By David Ostdiek
The Nebraska Environmental Trust has awarded a grant to construct a subsurface drip irrigation (SDI) system that uses feedlot effluent to irrigate crop fields. The practice will be evaluated as a potential means to better manage limited water resources, an ongoing research priority of the University of Nebraska.
The irrigation system is under construction at the university’s Mitchell Agricultural Laboratory, the site of the feedlot and research plots, says Xin Qiao, Extension irrigation and water management specialist and the principal investigator on the project. The Mitchell Lab is 5 miles north of the Panhandle Research and Extension Center in Scottsbluff.
Water that runs off the 105-pen feedlot into an effluent holding pond will be pumped through the SDI system to irrigate crop research fields, Qiao says. On some plots, air will be added to water by injecting it into the drip irrigation system to test its effect on water quality and crop yield.
The plots will be divided into two sections — one planted to sugarbeets and the other to corn — and 20 zones (10 in each section). Half of the zones will have air injected. Soil samples and water samples will be collected and tested for quality.
The Nebraska Environmental Trust grant provides $287,605 for the two-year project, which begins this year. The project is a collaboration between the Panhandle Center and work by Matteo D’Alessio and Chittaranjan Ray at the Nebraska Water Center.
Underground emitter tape was installed in the fields earlier this spring, and other equipment — including controllers and air injectors — is expected to be installed in early May. Mazzei, a California company that manufactures the injectors, is providing the injectors, Qiao says.

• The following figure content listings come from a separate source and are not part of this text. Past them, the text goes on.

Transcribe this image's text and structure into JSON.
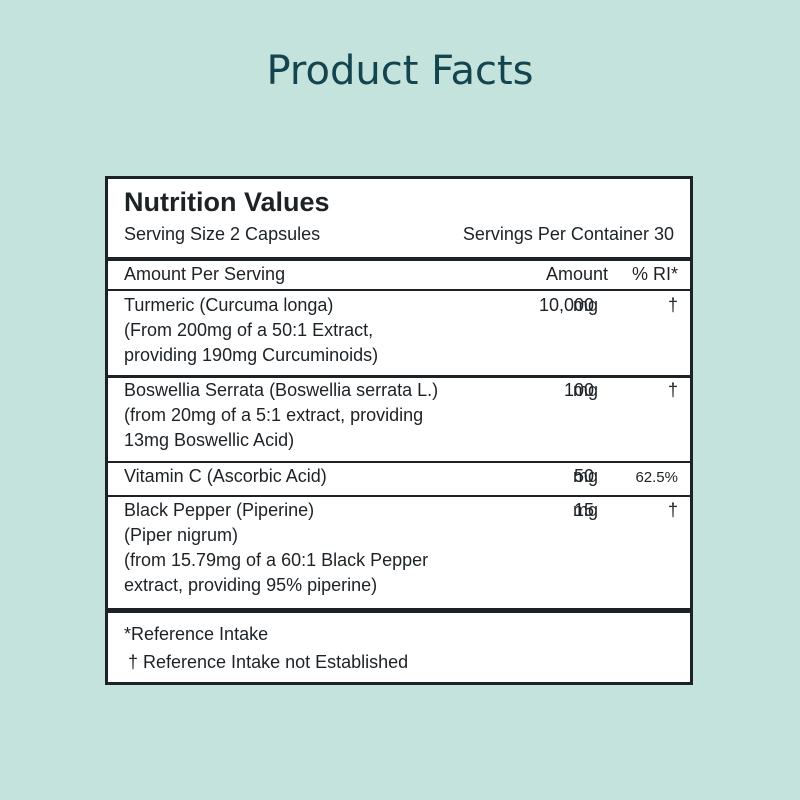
{
  "header": {
    "title": "Product Facts"
  },
  "panel": {
    "title": "Nutrition Values",
    "serving_size": "Serving Size 2 Capsules",
    "servings_per_container": "Servings Per Container 30",
    "columns": {
      "item": "Amount Per Serving",
      "amount": "Amount",
      "ri": "% RI*"
    },
    "rows": [
      {
        "lines": [
          "Turmeric (Curcuma longa)",
          "(From 200mg of a 50:1 Extract,",
          "providing 190mg Curcuminoids)"
        ],
        "amount": "10,000",
        "unit": "mg",
        "ri": "†"
      },
      {
        "lines": [
          "Boswellia Serrata (Boswellia serrata L.)",
          "(from 20mg of a 5:1 extract, providing",
          "13mg Boswellic Acid)"
        ],
        "amount": "100",
        "unit": "mg",
        "ri": "†"
      },
      {
        "lines": [
          "Vitamin C (Ascorbic Acid)"
        ],
        "amount": "50",
        "unit": "mg",
        "ri": "62.5%"
      },
      {
        "lines": [
          "Black Pepper (Piperine)",
          "(Piper nigrum)",
          "(from 15.79mg of a 60:1 Black Pepper",
          "extract, providing 95% piperine)"
        ],
        "amount": "15",
        "unit": "mg",
        "ri": "†"
      }
    ],
    "footnotes": [
      "*Reference Intake",
      "† Reference Intake not Established"
    ]
  }
}
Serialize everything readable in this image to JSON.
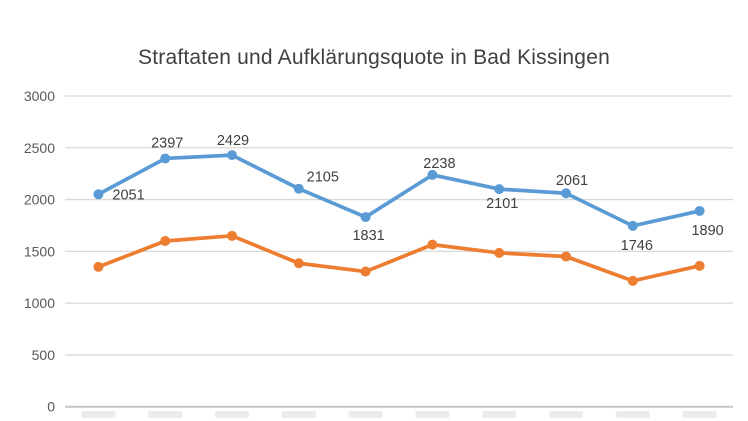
{
  "chart_data": {
    "type": "line",
    "title": "Straftaten und Aufklärungsquote in Bad Kissingen",
    "categories": [
      "",
      "",
      "",
      "",
      "",
      "",
      "",
      "",
      "",
      ""
    ],
    "x_axis_note": "category tick labels are cut off at the bottom edge of the screenshot (only faint tops of the text are visible)",
    "series": [
      {
        "id": "series-blue",
        "name": "",
        "color": "#5B9BD5",
        "values": [
          2051,
          2397,
          2429,
          2105,
          1831,
          2238,
          2101,
          2061,
          1746,
          1890
        ],
        "data_labels": [
          "2051",
          "2397",
          "2429",
          "2105",
          "1831",
          "2238",
          "2101",
          "2061",
          "1746",
          "1890"
        ]
      },
      {
        "id": "series-orange",
        "name": "",
        "color": "#ED7D31",
        "values": [
          1350,
          1600,
          1650,
          1385,
          1305,
          1565,
          1485,
          1450,
          1215,
          1360
        ],
        "values_estimated_from_pixels": true,
        "data_labels": []
      }
    ],
    "xlabel": "",
    "ylabel": "",
    "ylim": [
      0,
      3000
    ],
    "y_ticks": [
      0,
      500,
      1000,
      1500,
      2000,
      2500,
      3000
    ],
    "grid": true,
    "legend": "none",
    "colors": {
      "background": "#ffffff",
      "grid": "#d9d9d9",
      "axis": "#c6c6c6",
      "tick_text": "#595959",
      "title_text": "#404040",
      "data_label_text": "#404040",
      "cropped_label": "#ececec"
    }
  }
}
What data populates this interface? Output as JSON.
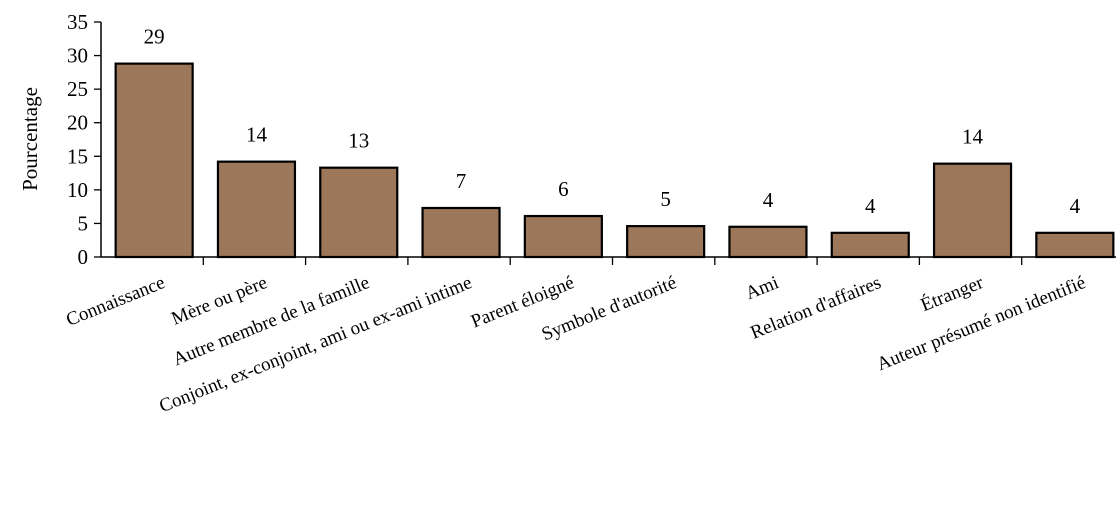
{
  "chart_data": {
    "type": "bar",
    "categories": [
      "Connaissance",
      "Mère ou père",
      "Autre membre de la famille",
      "Conjoint, ex-conjoint, ami ou ex-ami intime",
      "Parent éloigné",
      "Symbole d'autorité",
      "Ami",
      "Relation d'affaires",
      "Étranger",
      "Auteur présumé non identifié"
    ],
    "values": [
      29,
      14,
      13,
      7,
      6,
      5,
      4,
      4,
      14,
      4
    ],
    "plotted_values": [
      28.8,
      14.2,
      13.3,
      7.3,
      6.1,
      4.6,
      4.5,
      3.6,
      13.9,
      3.6
    ],
    "data_labels": [
      "29",
      "14",
      "13",
      "7",
      "6",
      "5",
      "4",
      "4",
      "14",
      "4"
    ],
    "title": "",
    "xlabel": "",
    "ylabel": "Pourcentage",
    "ylim": [
      0,
      35
    ],
    "yticks": [
      0,
      5,
      10,
      15,
      20,
      25,
      30,
      35
    ],
    "grid": false,
    "legend": "none",
    "colors": {
      "bar_fill": "#9C775A",
      "bar_stroke": "#000000",
      "axis": "#000000",
      "text": "#000000"
    }
  }
}
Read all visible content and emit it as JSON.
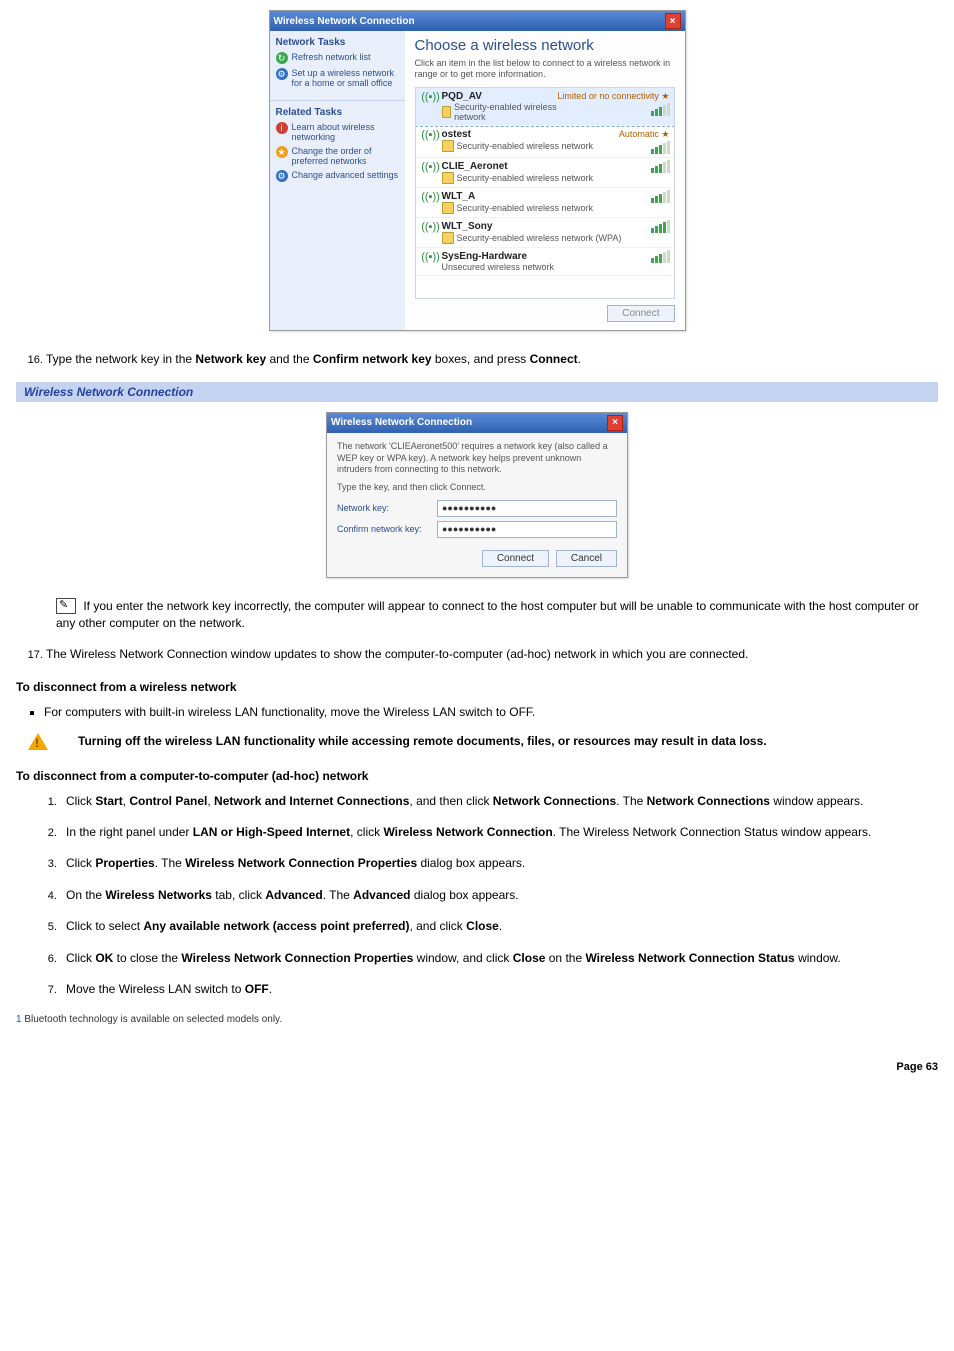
{
  "shot1": {
    "title": "Wireless Network Connection",
    "side": {
      "heading1": "Network Tasks",
      "item1": "Refresh network list",
      "item2": "Set up a wireless network for a home or small office",
      "heading2": "Related Tasks",
      "item3": "Learn about wireless networking",
      "item4": "Change the order of preferred networks",
      "item5": "Change advanced settings"
    },
    "mainTitle": "Choose a wireless network",
    "mainSub": "Click an item in the list below to connect to a wireless network in range or to get more information.",
    "connectBtn": "Connect",
    "networks": [
      {
        "name": "PQD_AV",
        "selected": true,
        "type": "Security-enabled wireless network",
        "badge": "Limited or no connectivity",
        "bars": 3
      },
      {
        "name": "ostest",
        "type": "Security-enabled wireless network",
        "badge": "Automatic",
        "bars": 3
      },
      {
        "name": "CLIE_Aeronet",
        "type": "Security-enabled wireless network",
        "badge": "",
        "bars": 3
      },
      {
        "name": "WLT_A",
        "type": "Security-enabled wireless network",
        "badge": "",
        "bars": 3
      },
      {
        "name": "WLT_Sony",
        "type": "Security-enabled wireless network (WPA)",
        "badge": "",
        "bars": 4
      },
      {
        "name": "SysEng-Hardware",
        "type": "Unsecured wireless network",
        "badge": "",
        "bars": 3,
        "unsecured": true
      }
    ]
  },
  "step16": {
    "text_a": "Type the network key in the ",
    "b1": "Network key",
    "text_b": " and the ",
    "b2": "Confirm network key",
    "text_c": " boxes, and press ",
    "b3": "Connect",
    "text_d": "."
  },
  "banner1": "Wireless Network Connection",
  "shot2": {
    "title": "Wireless Network Connection",
    "line1": "The network 'CLIEAeronet500' requires a network key (also called a WEP key or WPA key). A network key helps prevent unknown intruders from connecting to this network.",
    "line2": "Type the key, and then click Connect.",
    "label1": "Network key:",
    "label2": "Confirm network key:",
    "value": "●●●●●●●●●●",
    "btnConnect": "Connect",
    "btnCancel": "Cancel"
  },
  "note1": "If you enter the network key incorrectly, the computer will appear to connect to the host computer but will be unable to communicate with the host computer or any other computer on the network.",
  "step17": "The Wireless Network Connection window updates to show the computer-to-computer (ad-hoc) network in which you are connected.",
  "hdr_disconnect": "To disconnect from a wireless network",
  "bullet1": "For computers with built-in wireless LAN functionality, move the Wireless LAN switch to OFF.",
  "warning": "Turning off the wireless LAN functionality while accessing remote documents, files, or resources may result in data loss.",
  "hdr_adhoc": "To disconnect from a computer-to-computer (ad-hoc) network",
  "adhoc_steps": [
    "Click <b>Start</b>, <b>Control Panel</b>, <b>Network and Internet Connections</b>, and then click <b>Network Connections</b>. The <b>Network Connections</b> window appears.",
    "In the right panel under <b>LAN or High-Speed Internet</b>, click <b>Wireless Network Connection</b>. The Wireless Network Connection Status window appears.",
    "Click <b>Properties</b>. The <b>Wireless Network Connection Properties</b> dialog box appears.",
    "On the <b>Wireless Networks</b> tab, click <b>Advanced</b>. The <b>Advanced</b> dialog box appears.",
    "Click to select <b>Any available network (access point preferred)</b>, and click <b>Close</b>.",
    "Click <b>OK</b> to close the <b>Wireless Network Connection Properties</b> window, and click <b>Close</b> on the <b>Wireless Network Connection Status</b> window.",
    "Move the Wireless LAN switch to <b>OFF</b>."
  ],
  "footnote_link": "1",
  "footnote": " Bluetooth technology is available on selected models only.",
  "pagenum": "Page 63"
}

Reuse of wastewater is one option for making optimal use of limited water resources. In the North Platte River Basin, a moratorium on irrigation expansion and allocations on irrigation water have been in effect for years, with the goal of reducing streamflow depletions caused by irrigation water pumping. Wastewater could be an alternative source of irrigation water.
The outcome of this study may provide a best management practice to treat feedlot runoff and increase crop yield for corn and sugarbeets in western Nebraska, Qiao says.
Ostdiek is a communications specialist at the University of Nebraska Panhandle Research and Extension Center.